I told Santini I had saved enough to pay my way through my first year of college, that I was finished with all of this. He froze, silhouetted against the sunrise, and I saw him turn to one side as if to deflect a blow. When he looked back, he had regained composure, and he nodded. Just as he had done on that day that Millhouse died, he reached out a hand and touched me, this time on the back of my bare arm. It was the same feather touch but briefer, and then he began to move away from me.
It was just then that the photographer arrived, with three of the supervisors in tow. The man was a sallow little fellow, but you had to hand it to him; he had guts. You could see his face was the color of apple peel left in the sun for days, almost transparent, and yet he came out on the joists despite his obvious terror. And within minutes, he became all business. Sit this way on the beam. Open your lunch boxes. Turn your heads to the left. To the right.
We sat precariously, nervous. The supervisors told us to relax, look casual. I was glad to be near the end of the beam, with only Santini beside me. He leaned into me slightly, and I looked at him, his beautiful sad eyes beneath the peaked cap. I wanted to tell him I’d stay, and then felt foolish for having such a thought.

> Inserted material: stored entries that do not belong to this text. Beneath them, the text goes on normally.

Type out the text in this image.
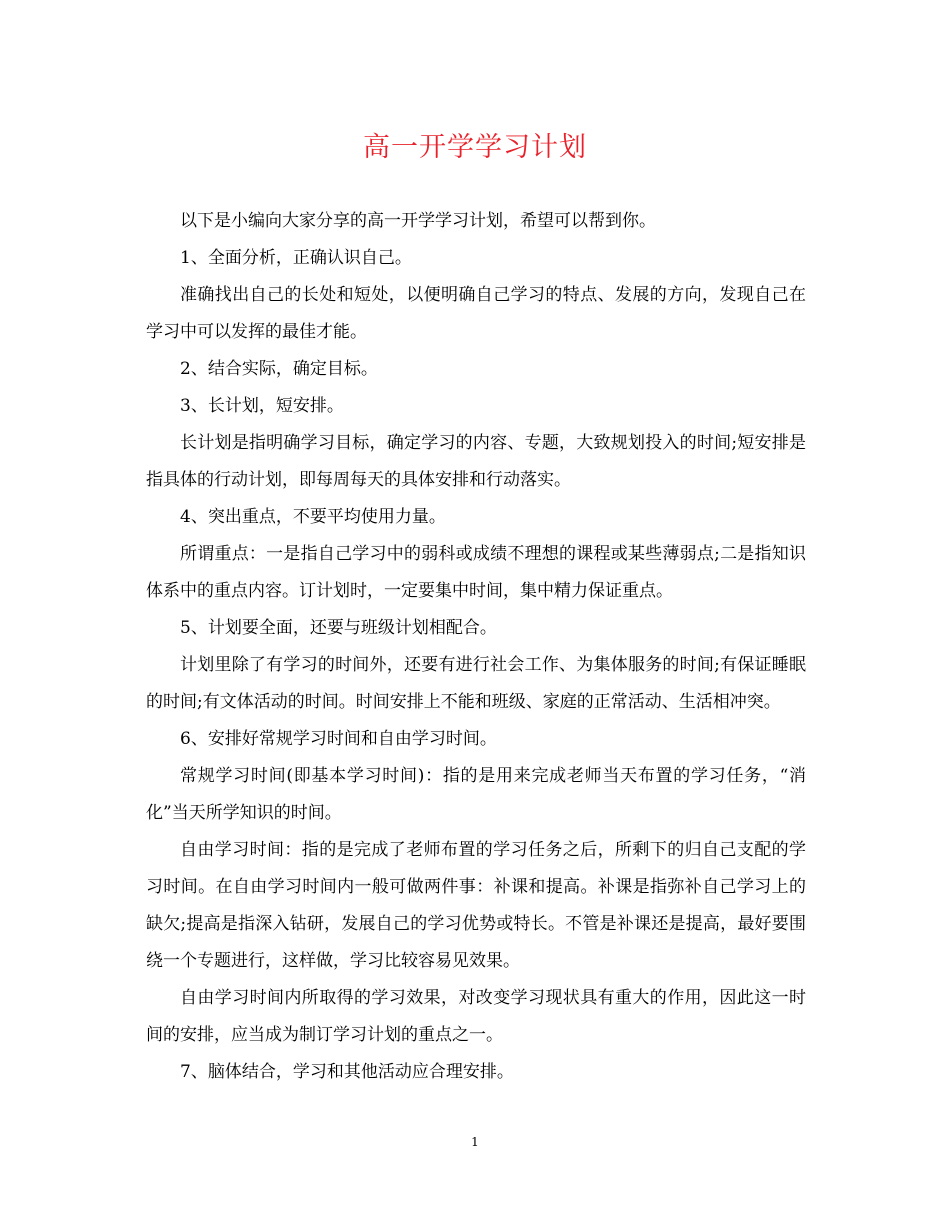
高一开学学习计划

以下是小编向大家分享的高一开学学习计划，希望可以帮到你。

1、全面分析，正确认识自己。

准确找出自己的长处和短处，以便明确自己学习的特点、发展的方向，发现自己在学习中可以发挥的最佳才能。

2、结合实际，确定目标。

3、长计划，短安排。

长计划是指明确学习目标，确定学习的内容、专题，大致规划投入的时间;短安排是指具体的行动计划，即每周每天的具体安排和行动落实。

4、突出重点，不要平均使用力量。

所谓重点：一是指自己学习中的弱科或成绩不理想的课程或某些薄弱点;二是指知识体系中的重点内容。订计划时，一定要集中时间，集中精力保证重点。

5、计划要全面，还要与班级计划相配合。

计划里除了有学习的时间外，还要有进行社会工作、为集体服务的时间;有保证睡眠的时间;有文体活动的时间。时间安排上不能和班级、家庭的正常活动、生活相冲突。

6、安排好常规学习时间和自由学习时间。

常规学习时间(即基本学习时间)：指的是用来完成老师当天布置的学习任务，“消化”当天所学知识的时间。

自由学习时间：指的是完成了老师布置的学习任务之后，所剩下的归自己支配的学习时间。在自由学习时间内一般可做两件事：补课和提高。补课是指弥补自己学习上的缺欠;提高是指深入钻研，发展自己的学习优势或特长。不管是补课还是提高，最好要围绕一个专题进行，这样做，学习比较容易见效果。

自由学习时间内所取得的学习效果，对改变学习现状具有重大的作用，因此这一时间的安排，应当成为制订学习计划的重点之一。

7、脑体结合，学习和其他活动应合理安排。

1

The weather intervened then again. No storm this time, just a bank of hazy nebula, a blemishing of light that would pass. A supervisor said to leave the beam, to remember our positions, and the photographer would take the shot in a few minutes. When I had moved some equipment for one of the bosses, I went to put my lunch box on the plank reserved for that purpose. Something fluttered in the breeze where Santini’s lunch box usually sat, right beside where I put mine: a scrap of paper weighted in place by a bolt. Beneath the paper was a gold chain, a delicate necklace attached to a filigreed heart. I read the words on the paper: “For Sharp, because of what is not. Thanks. S.”
Later Barker said he saw Santini step off the edge of the building, did it as if he were going for a stroll. He said he had smiled that way he always did and then was gone.
It was as if my legs had been cut away, and when I went out on the beam twenty minutes later for the photograph to be finally taken, I had to bite my lip to stop the shaking in all my limbs. The photographer did not even notice there was now no one on my left, that a space existed where a spirit had been before.
It wasn’t until many years later — after I had finished college and gone into practice, after I had married and divorced twice — that I found out. It was in the fifties in Dallas that I met Barker in a bar. I almost didn’t recognize him until I heard him speak. He was a mere distillation of the pugilist he had once been. He had gone back to boxing in the forties and had become the fall guy for promoters of better fighters. Now he was a bit addled; his vaguely surprised face was wide and broken.
Over a whiskey, he told me what the ambulance men had discovered, what the workers had been told the next day, the day I had chosen not to return. Santini had not been Santini after all. Well, in a way that wasn’t true either. He wasn’t Robert Santini, but she was Sarah Santini. Santini was a woman. Robert was the brother who had died with her parents, and Sarah had used his name to get the job.
When I went home that night to my Dallas townhouse, I dug out the necklace, now tarnished by age. As I held it in my palm, I remembered Santini’s eyes, remembered her touch, remembered how I had felt. And I finally understood.
Which is why, I think, I get angry when I see that photo — iconic they say — hanging in people’s offices, because nobody sees what is not there.
Because nothing is ever there, not really.
Every time I see that photo, I step off the edge of memory and fall into the abyss of time.
Into everything that is not.
Into everything that was not and never can be.
At least not in this world.
- Men on Beam at Rockefeller Center, 1932, Charles C. Ebbets.